Gemini 3.1 Pro Preview

console.cloud.google.com

158 points by MallocVoidstar 4 hours ago


sigmar - 3 hours ago

blog post is up- https://blog.google/innovation-and-ai/models-and-research/ge...

edit: biggest benchmark changes from 3 pro:

arc-agi-2 score went from 31.1% -> 77.1%

apex-agents score went from 18.4% -> 33.5%

esafak - 3 hours ago

Has anyone noticed that models are dropping ever faster, with pressure on companies to make incremental releases to claim the pole position, yet making strides on benchmarks? This is what recursive self-improvement with human support looks like.

maxloh - 3 hours ago

Gemini 3 seems to have a much smaller token output limit than 2.5. I used to use Gemini to restructure essays into an LLM-style format to improve readability, but the Gemini 3 release was a huge step back for that particular use case.

Even when the model is explicitly instructed to pause due to insufficient tokens rather than generating an incomplete response, it still truncates the source text too aggressively, losing vital context and meaning in the restructuring process.

I hope the 3.1 release includes a much larger output limit.

zhyder - 3 hours ago

Surprisingly big jump in ARC-AGI-2 from 31% to 77%, guess there's some RLHF focused on the benchmark given it was previously far behind the competition and is now ahead.
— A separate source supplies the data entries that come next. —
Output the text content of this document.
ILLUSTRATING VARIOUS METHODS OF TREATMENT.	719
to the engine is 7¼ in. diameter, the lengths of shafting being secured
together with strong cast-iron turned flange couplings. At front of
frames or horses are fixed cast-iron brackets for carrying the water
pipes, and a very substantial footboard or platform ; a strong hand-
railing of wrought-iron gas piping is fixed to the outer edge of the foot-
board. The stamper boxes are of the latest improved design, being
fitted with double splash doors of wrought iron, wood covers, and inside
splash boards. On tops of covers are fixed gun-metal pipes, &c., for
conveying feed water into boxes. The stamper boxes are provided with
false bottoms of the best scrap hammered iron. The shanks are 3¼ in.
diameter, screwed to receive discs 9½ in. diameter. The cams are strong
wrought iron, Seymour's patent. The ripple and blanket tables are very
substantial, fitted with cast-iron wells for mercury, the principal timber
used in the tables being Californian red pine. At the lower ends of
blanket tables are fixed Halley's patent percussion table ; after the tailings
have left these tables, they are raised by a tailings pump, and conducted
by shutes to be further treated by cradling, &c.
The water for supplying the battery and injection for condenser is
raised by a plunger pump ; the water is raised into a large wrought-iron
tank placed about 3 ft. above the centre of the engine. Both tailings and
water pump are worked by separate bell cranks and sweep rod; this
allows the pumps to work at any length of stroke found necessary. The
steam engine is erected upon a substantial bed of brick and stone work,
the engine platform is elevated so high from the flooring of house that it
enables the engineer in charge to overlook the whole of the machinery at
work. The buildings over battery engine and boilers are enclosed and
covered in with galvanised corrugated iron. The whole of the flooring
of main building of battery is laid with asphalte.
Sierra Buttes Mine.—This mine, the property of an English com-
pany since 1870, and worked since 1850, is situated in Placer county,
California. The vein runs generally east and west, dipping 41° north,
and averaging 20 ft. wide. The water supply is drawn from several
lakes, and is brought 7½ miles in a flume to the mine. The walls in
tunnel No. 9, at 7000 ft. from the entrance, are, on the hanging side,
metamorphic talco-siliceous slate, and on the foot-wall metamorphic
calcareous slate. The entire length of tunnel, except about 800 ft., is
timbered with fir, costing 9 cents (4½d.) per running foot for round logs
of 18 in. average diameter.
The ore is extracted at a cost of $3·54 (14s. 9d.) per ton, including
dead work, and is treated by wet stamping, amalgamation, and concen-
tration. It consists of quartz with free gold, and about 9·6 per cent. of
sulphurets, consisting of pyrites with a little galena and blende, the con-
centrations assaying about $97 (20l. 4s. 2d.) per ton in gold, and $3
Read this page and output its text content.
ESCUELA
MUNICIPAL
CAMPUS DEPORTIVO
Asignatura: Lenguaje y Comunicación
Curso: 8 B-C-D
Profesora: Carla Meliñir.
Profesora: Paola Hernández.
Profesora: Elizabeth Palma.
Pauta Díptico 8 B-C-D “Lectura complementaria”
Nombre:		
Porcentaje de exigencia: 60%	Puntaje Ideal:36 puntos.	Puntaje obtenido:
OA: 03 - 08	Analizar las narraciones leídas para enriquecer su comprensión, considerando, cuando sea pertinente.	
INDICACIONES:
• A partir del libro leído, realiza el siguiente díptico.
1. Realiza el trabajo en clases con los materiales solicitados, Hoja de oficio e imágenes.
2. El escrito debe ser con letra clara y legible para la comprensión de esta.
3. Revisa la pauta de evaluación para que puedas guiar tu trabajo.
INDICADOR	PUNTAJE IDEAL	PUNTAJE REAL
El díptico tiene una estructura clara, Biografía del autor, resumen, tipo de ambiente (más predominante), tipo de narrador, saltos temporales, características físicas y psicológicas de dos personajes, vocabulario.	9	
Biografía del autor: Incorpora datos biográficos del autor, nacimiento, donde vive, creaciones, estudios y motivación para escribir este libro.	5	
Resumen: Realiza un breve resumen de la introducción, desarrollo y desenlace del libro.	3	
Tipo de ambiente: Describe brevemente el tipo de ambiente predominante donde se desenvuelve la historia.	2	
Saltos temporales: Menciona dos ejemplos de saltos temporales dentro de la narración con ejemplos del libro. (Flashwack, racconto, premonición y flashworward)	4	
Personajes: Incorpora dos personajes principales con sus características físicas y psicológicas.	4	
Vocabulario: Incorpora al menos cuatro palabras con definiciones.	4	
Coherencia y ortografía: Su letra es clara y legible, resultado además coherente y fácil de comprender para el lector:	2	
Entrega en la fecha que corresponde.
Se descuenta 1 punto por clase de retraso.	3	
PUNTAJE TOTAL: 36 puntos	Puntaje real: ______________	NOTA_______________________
Apart from that, the usual predictable gains in coding. Still is a great sweet-spot for performance, speed and cost. Need to hack Claude Code to use their agentic logic+prompts but use Gemini models.

I wish Google also updated Flash-lite to 3.0+, would like to use that for the Explore subagent (which Claude Code uses Haiku for). These subagents seem to be Claude Code's strength over Gemini CLI, which still has them only in experimental mode and doesn't have read-only ones like Explore.

qingcharles - 3 hours ago

I've been playing with the 3.1 Deep Think version of this for the last couple of weeks and it was a big step up for coding over 3.0 (which I already found very good).

It's only February...

WarmWash - 3 hours ago

It seems google is having a disjointed roll out, and there will likely be an official announcement in a few hours. Apparently 3.1 showed up unannounced in vertex at 2am or something equally odd.

Either way early user tests look promising.

vinhnx - 3 hours ago

Model card https://deepmind.google/models/model-cards/gemini-3-1-pro/

clhodapp - 3 hours ago

There's a very short blog post up: https://blog.google/innovation-and-ai/models-and-research/ge...

__jl__ - 3 hours ago

Another preview release. Does that mean the recommended model by Google for production is 2.5 Flash and Pro? Not talking about what people are actually doing but the google recommendation. Kind of crazy if that is the case

mark_l_watson - 3 hours ago

Fine, I guess. The only commercial API I use to any great extent is gemini-3-flash-preview: cheap, fast, great for tool use and with agentic libraries. The 3.1-pro-preview is great, I suppose, for people who need it.

Off topic, but I like to run small models on my own hardware, and some small models are now very good for tool use and with agentic libraries - it just takes a little more work to get good results.

ChrisArchitect - an hour ago

More discussion: https://news.ycombinator.com/item?id=47075318

denysvitali - 3 hours ago

Where is Simon's pelican?

msavara - 3 hours ago

Somehow doesn't work for me :) "An internal error has occurred"

makeavish - 3 hours ago

I hope to have great next two weeks before it gets nerfed.

Topfi - 3 hours ago

Appears the only difference to 3.0 Pro Preview is Medium reasoning. Model naming has long gone from even trying to make sense, but considering 3.0 is still in preview itself, increasing the number for such a minor change is not a move in the right direction.

- 2 hours ago
[deleted]
cmrdporcupine - 3 hours ago

Doesn't show as available in gemini CLI for me. I have one of those "AI Pro" packages, but don't see it. Typical for Google, completely unclear how to actually use their stuff.

saberience - 3 hours ago

I always try Gemini models when they get updated with their flashy new benchmark scores, but always end up using Claude and Codex again...

I get the impression that Google is focusing on benchmarks but without assessing whether the models are actually improving in practical use-cases.

I.e. they are benchmaxing

Gemini is "in theory" smart, but in practice is much, much worse than Claude and Codex.

rohithavale3108 - 4 hours ago

[flagged]

techgnosis - 3 hours ago

I'd love a new Gemini agent that isn't written with Node.js. Not sure why they think that's a good distribution model.